NOTA: Este fic será sensiblemente mucho más breve que Señora Collins. No se me hagan ilusiones sobre eso XD
Descargo de responsabilidad: Orgullo y Prejuicio le pertenece a Jane Austen y a sus herederos, pero la historia que vas a leer es solo mía.
EN UN COMPROMISO
De todos es sabido que la tendencia universal es no prestar atención alguna al personal de servicio. Ven, oyen, y callan, convertidos en parte del mobiliario salvo cuando sus servicios sean requeridos.

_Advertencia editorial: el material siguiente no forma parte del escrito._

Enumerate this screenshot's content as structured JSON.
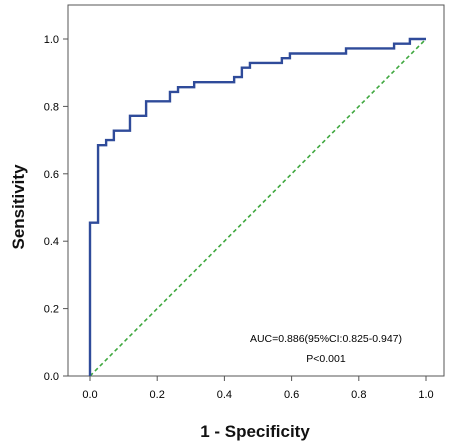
{
  "chart_data": {
    "type": "line",
    "title": "",
    "xlabel": "1 - Specificity",
    "ylabel": "Sensitivity",
    "xlim": [
      0,
      1
    ],
    "ylim": [
      0,
      1
    ],
    "x_ticks": [
      "0.0",
      "0.2",
      "0.4",
      "0.6",
      "0.8",
      "1.0"
    ],
    "y_ticks": [
      "0.0",
      "0.2",
      "0.4",
      "0.6",
      "0.8",
      "1.0"
    ],
    "grid": false,
    "legend": "none",
    "series": [
      {
        "color": "#2f4b9a",
        "style": "solid",
        "points": [
          [
            0.0,
            0.0
          ],
          [
            0.0,
            0.455
          ],
          [
            0.024,
            0.455
          ],
          [
            0.024,
            0.685
          ],
          [
            0.048,
            0.685
          ],
          [
            0.048,
            0.7
          ],
          [
            0.071,
            0.7
          ],
          [
            0.071,
            0.728
          ],
          [
            0.119,
            0.728
          ],
          [
            0.119,
            0.772
          ],
          [
            0.167,
            0.772
          ],
          [
            0.167,
            0.815
          ],
          [
            0.238,
            0.815
          ],
          [
            0.238,
            0.843
          ],
          [
            0.262,
            0.843
          ],
          [
            0.262,
            0.857
          ],
          [
            0.31,
            0.857
          ],
          [
            0.31,
            0.872
          ],
          [
            0.429,
            0.872
          ],
          [
            0.429,
            0.887
          ],
          [
            0.452,
            0.887
          ],
          [
            0.452,
            0.915
          ],
          [
            0.476,
            0.915
          ],
          [
            0.476,
            0.929
          ],
          [
            0.571,
            0.929
          ],
          [
            0.571,
            0.943
          ],
          [
            0.595,
            0.943
          ],
          [
            0.595,
            0.957
          ],
          [
            0.762,
            0.957
          ],
          [
            0.762,
            0.972
          ],
          [
            0.905,
            0.972
          ],
          [
            0.905,
            0.986
          ],
          [
            0.952,
            0.986
          ],
          [
            0.952,
            1.0
          ],
          [
            1.0,
            1.0
          ]
        ]
      },
      {
        "color": "#3fa83f",
        "style": "dashed",
        "points": [
          [
            0,
            0
          ],
          [
            1,
            1
          ]
        ]
      }
    ],
    "annotations": [
      "AUC=0.886(95%CI:0.825-0.947)",
      "P<0.001"
    ]
  }
}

Pues resulta que el joven Robert era lacayo de tarde en Netherfield. No hacía mucho que se había casado, no más de un par de meses, así que le alegraba poder llevar un buen sueldo a casa. Fue él quien le comentó a su aún más joven esposa, cuyo vientre crecía y crecía a ojos vista, que el señor Bingley andaba a la busca urgente de un nuevo ayuda de cámara, y que había concertado una cita con él mañana, en la posada del pueblo. Y la dueña de dicha posada venía a ser la señora Pratt, madre política del muchacho, la cual, informada por su hija de tal eventualidad relativa a su futuro huésped, apenas cantó el gallo corrió a contárselo a la señora Bennet, a quien le debía un favor de los grandes, desde que ayudó a su hija a conseguir que Robert diera un paso al frente y pidiera la mano de la muchacha, solucionando de esta manera un 'problemilla' que habría sido imposible de disimular más tarde.

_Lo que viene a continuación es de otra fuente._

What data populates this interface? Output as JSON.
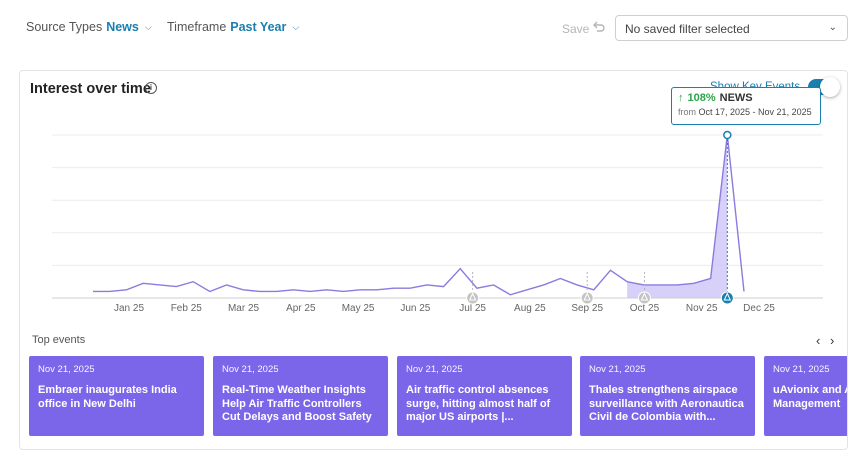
{
  "filters": {
    "source": {
      "label": "Source Types",
      "value": "News"
    },
    "timeframe": {
      "label": "Timeframe",
      "value": "Past Year"
    },
    "save_label": "Save",
    "saved_filter_placeholder": "No saved filter selected"
  },
  "panel": {
    "title": "Interest over time",
    "key_events_label": "Show Key Events",
    "key_events_on": true
  },
  "tooltip": {
    "change": "108%",
    "source": "NEWS",
    "from_label": "from",
    "range": "Oct 17, 2025 - Nov 21, 2025"
  },
  "chart_data": {
    "type": "line",
    "title": "Interest over time",
    "xlabel": "",
    "ylabel": "",
    "x_ticks": [
      "Jan 25",
      "Feb 25",
      "Mar 25",
      "Apr 25",
      "May 25",
      "Jun 25",
      "Jul 25",
      "Aug 25",
      "Sep 25",
      "Oct 25",
      "Nov 25",
      "Dec 25"
    ],
    "ylim": [
      0,
      100
    ],
    "grid": true,
    "y_ticks_shown": false,
    "series": [
      {
        "values": [
          4,
          4,
          5,
          9,
          8,
          7,
          10,
          4,
          8,
          5,
          4,
          4,
          5,
          4,
          5,
          4,
          5,
          5,
          6,
          6,
          8,
          7,
          18,
          6,
          8,
          2,
          5,
          8,
          12,
          8,
          5,
          17,
          10,
          8,
          8,
          8,
          9,
          12,
          100,
          4
        ],
        "color": "#8b7be0"
      }
    ],
    "key_event_markers": [
      "Jul 25",
      "Sep 25",
      "Oct 25",
      "Dec 25"
    ],
    "highlight": {
      "point_index": 38,
      "range": "Oct 17, 2025 - Nov 21, 2025",
      "change": "108%"
    }
  },
  "top_events": {
    "label": "Top events",
    "cards": [
      {
        "date": "Nov 21, 2025",
        "title": "Embraer inaugurates India office in New Delhi"
      },
      {
        "date": "Nov 21, 2025",
        "title": "Real-Time Weather Insights Help Air Traffic Controllers Cut Delays and Boost Safety"
      },
      {
        "date": "Nov 21, 2025",
        "title": "Air traffic control absences surge, hitting almost half of major US airports |..."
      },
      {
        "date": "Nov 21, 2025",
        "title": "Thales strengthens airspace surveillance with Aeronautica Civil de Colombia with..."
      },
      {
        "date": "Nov 21, 2025",
        "title": "uAvionix and Advance UAS Management"
      }
    ]
  },
  "colors": {
    "accent": "#1a7fb0",
    "line": "#8b7be0",
    "card": "#7b66ea",
    "positive": "#2aa54a"
  }
}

Así que la señora Bennet, congratulándose más que nunca de mantener activas sus redes de deliciosa información, supo ver de inmediato la utilidad y provecho de aquella noticia. Sería muy fácil que tal circunstancia jugara en su favor, realmente fácil… Y en connivencia con la señora Pratt, urdió un artero e infalible plan, porque dicen que el fin justifica los medios.
Y la señora Bennet entregó una nota a la señora Pratt, que se la hizo llegar a su hija, y su hija se la entregó a su esposo, y su esposo la sirvió en literal bandeja de plata al señor Bingley en Netherfield, citándolo en la posada esa misma tarde dos horas antes de lo acordado.

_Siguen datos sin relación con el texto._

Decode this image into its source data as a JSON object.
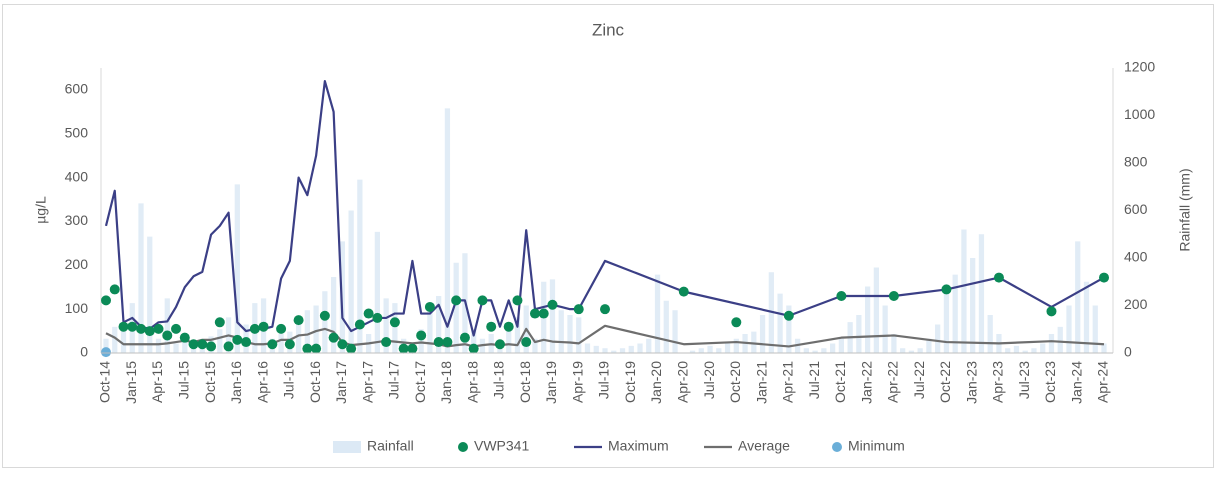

Los escalones de la posada crujen bajo la suela de sus botas. Con paso firme recorre el pasillo de madera tosca hasta llegar a la tercera puerta a la derecha y entra sin llamar, tal como se le indicó, para esperar al hombre con el que se supone que se debía reunir.
En cuanto por fin está dentro cierra la puerta tras de sí y sus ojos tardan unos segundos en acostumbrarse a la menguada luz de la habitación. Y cuando por fin lo hacen, advierte con horror que frente a él se encuentra la señorita Elizabeth, mirándolo con ojos llenos de espanto.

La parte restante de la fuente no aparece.